Psicoterapia familiare


“La crescita di ognuno tra indivdualità e appartenenza”


Le famiglie di oggi sono cambiate: il modo di stabilire legami, le regole di comportamento e le aspettative tra genitori e figli sono ben diverse da quelle di 30 o 40 anni fa. Basti pensare che mentre negli anni ’60-’70 le relazioni familiari si basavano su presupposti più “tradizionalisti” dando stabilità, e a volte, rigidità ai legami, oggi si verifica il fenomeno opposto, ossia quello che in sociologia viene definita “società liquida”. In altre parole mentre oggi si è conquistata una maggiore autonomia (dei figli) e un rapporto apparentemente più rilassato (si sente spesso parlare di “genitori-amici”) si lasciano sullo sfondo quei legami che danno un senso di sana appartenenza e durevolezza nel tempo. Su queste basi è importante inquadrare le problematiche che ogni famiglia porta, diverse quante sono le famiglie stesse che chiedono aiuto. 

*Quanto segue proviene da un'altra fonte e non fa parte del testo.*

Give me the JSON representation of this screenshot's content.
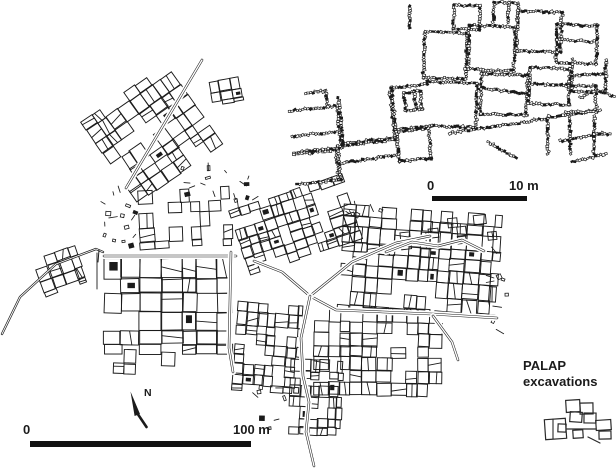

Bisogna ricordare a tal proposito che seocondo la Gestalt Therapy già la richiesta di aiuto, e quindi l’inserimento di un “estraneo” nel nucleo familiare, è un gesto di fiducia che va apprezzato e rimanda ad una spinta evolutiva che ogni membro della famiglia, più o meno consapevole, vuole attuare. I motivi più frequenti di una richiesta di aiuto sono la sofferenza di un membro (per esempio depresso o con problemi scolastici), problematiche di coppia che incidono su tutto il sistema famiglia, la difficoltà a gestire una normale fase di crescita durante l’adolescenza e così via. Di qualsiasi caso si tratti è molto importante riconoscersi (come famiglia) il tentativo di crescere e cambiare trmite un intervento “esterno”. Sintomo come “cura” Sembra paradossale eppure se una famiglia decide di venire in terapia è spesso, come abbiamo detto, per il “sintomo” di una persona. Tale persona, in modo più o meno consapevole, si fa portavoce del disagio di tutta la famiglia che non trova parole o altri mezzi per essere esplicitato. Diventa allora prezioso il sintomo poiché è la scintilla che permette alla famiglia di mettersi in gioco, di rischiare nuove strade insieme per superare i periodi di empasse. E’ interessante come la parola “ferita” e “feritoia” abbiano la stessa radice etimologica, cioè la possibilità di vedere qualcosa (di sé e dell’altro) che altrimenti sarebbe rimasta nascosta. Vedere il ”nuovo” (prima in ombra), accoglierlo e scoprire come può contribuire al futuro della famiglia, è percorso irrinunciabile per trovare quel delicato equilibrio tra lo “stare tutti insieme” e “definirsi come individuo nel mondo”. 


Come funziona 

Di solito gli incontri familiari prevedono una cadenza quindicinale (due volte al mese), cercando di coinvolgere tutti i membri, con la loro presenza fisica, le loro storie, i punti di vista sulle problematiche che via via emergono durante gli incontri. Fedele ai concetti della Gestalt Therapy si cerca di indivduare il problema e risolverlo sia dal punto di vista della comunicazione verbale (cosa dico, perché voglio o mi aspetto certe cose ecc.), sia di quella non-verbale mettendo in gioco il modo in cui i corpi organizzano il sistema famiglia (vicinanza-lontananza; sguardi, posture e il come si comunicano i contenuti verbali).


La V.I.T. (Video Intervention Therapy) come ulteriore supporto 

Con l’accordo della famiglia si può interevenire in modo ancor più rapido ed efficace attraverso la V.I.T. una tecnica di videoregistrazione. La famiglia può fare un video di alcuni minuti in una situazione tipica che accade in famiglia (compiti a casa, pasti ecc.) senza che il terapeuta venga a casa. In terapia si potranno estrapolare i passaggi più significativi che richiamano alle tipiche modalità dello stare insieme e quali cambiamenti apportare grazie al contributo creativo e spontaneo di ogni membro.